If you are lucky enough to be there anytime soon then try this walk out. You can begin at Bootham Bar, one of the old gates into the city and formerly guardian of the main road to Scotland.
Here you can see remains of the old portcullis in the gate and begin to understand the purpose of barbican gates. In York the word Bar means gate and Gate means a street (blame the Vikings). If you have plenty of time, you can begin climbing onto the city walls here at Bootham Bar. Walk in a North Easterly direction (keeping the Minster on your right hand side) descending at Monk Bar and walking into Goodramgate (Monk Bar still has the original machinery for raising and lowering the portcullis and in Goodramgate you will pass a little row of houses built in 1306 and some of the oldest in England). Turn right into College Street passing St. William’s College. Bear right along Queen’s Path into the Minster Yard. You will see a Roman column on your left which was part of the Roman fortress. If you don’t have time for the walls now, turn left through the gate and walk straight ahead for 3 or 4 minutes to the Minster, the dominant site in the city and very deserving of a visit inside.
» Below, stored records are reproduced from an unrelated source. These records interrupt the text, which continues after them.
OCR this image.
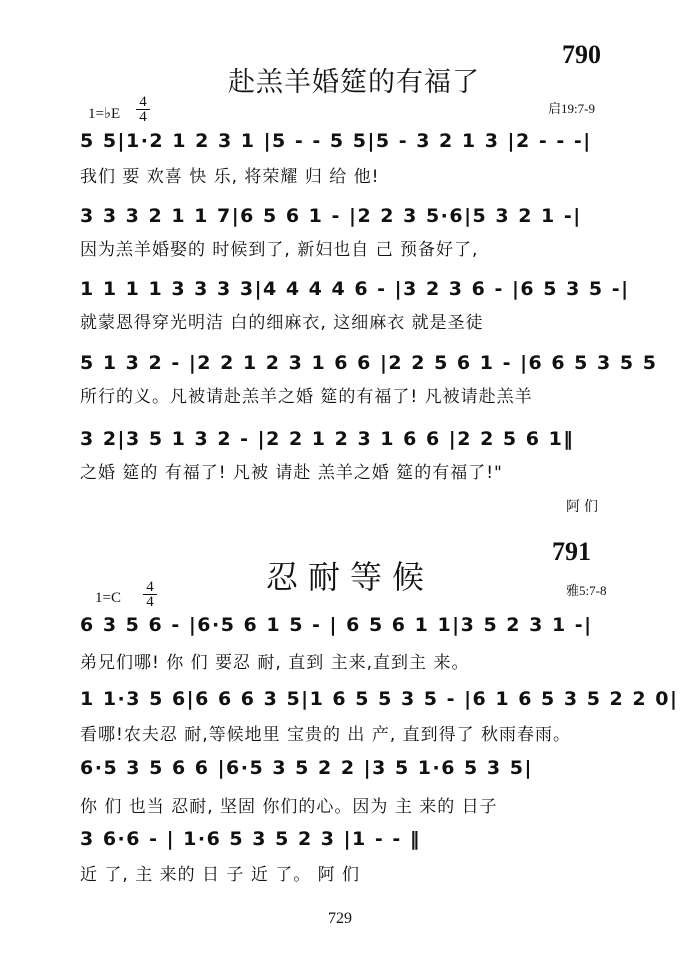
790
赴羔羊婚筵的有福了
1=♭E $\frac{4}{4}$	启19:7-9
5 5|1·2 1 2 3 1 |5 - - 5 5|5 - 3 2 1 3 |2 - - -|
我们 要 欢喜 快 乐, 将荣耀 归 给 他!
3 3 3 2 1 1 7|6 5 6 1 - |2 2 3 5·6|5 3 2 1 -|
因为羔羊婚娶的 时候到了, 新妇也自 己 预备好了,
1 1 1 1 3 3 3 3|4 4 4 4 6 - |3 2 3 6 - |6 5 3 5 -|
就蒙恩得穿光明洁 白的细麻衣, 这细麻衣 就是圣徒
5 1 3 2 - |2 2 1 2 3 1 6 6 |2 2 5 6 1 - |6 6 5 3 5 5
所行的义。凡被请赴羔羊之婚 筵的有福了! 凡被请赴羔羊
3 2|3 5 1 3 2 - |2 2 1 2 3 1 6 6 |2 2 5 6 1‖
之婚 筵的 有福了! 凡被 请赴 羔羊之婚 筵的有福了!"
阿们
791
忍耐等候
$1=C \frac{4}{4}$	雅5:7-8
6 3 5 6 - |6·5 6 1 5 - | 6 5 6 1 1|3 5 2 3 1 -|
弟兄们哪! 你 们 要忍 耐, 直到 主来,直到主 来。
1 1·3 5 6|6 6 6 3 5|1 6 5 5 3 5 - |6 1 6 5 3 5 2 2 0|
看哪!农夫忍 耐,等候地里 宝贵的 出 产, 直到得了 秋雨春雨。
6·5 3 5 6 6 |6·5 3 5 2 2 |3 5 1·6 5 3 5|
你 们 也当 忍耐, 坚固 你们的心。因为 主 来的 日子
3 6·6 - | 1·6 5 3 5 2 3 |1 - - ‖
近 了, 主 来的 日 子 近 了。 阿 们
729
Once you get back outside, turn down Low Petergate which was originally one of the main streets in the Roman fortress. At the end of Low Petergate, cross over King’s Square and into The Shambles. It was on this street that butchers plied their trade in the Middle Ages, and today’s shops still have the wide window ledges that were used as counters by the shopkeepers. The Shambles is one of the best preserved medieval streets in Europe, and the buildings are so close that neighbours can reach across the street to shake hands! The house at number 35 is a shrine to Saint Margaret Clitheroe, a young butcher’s wife, who was pressed to death in 1586, during the reign of Queen Elizabeth I, for being a Roman Catholic. A wooden door was laid on top of her and stones were piled upon it until she died. The shrine is very small, but it is worth a look. At the end of The Shambles you reach York’s smallest street, although it has the longest name Whip-ma-whop-ma-gate. Turn right here and right again into Parliament Street, where you will find lots of stores and the centre of modern-day York. Parliament Street leads in to Davygate, where you will find the famous Betty’s Tea Rooms, there is usually a queue to get in but it is well worth it!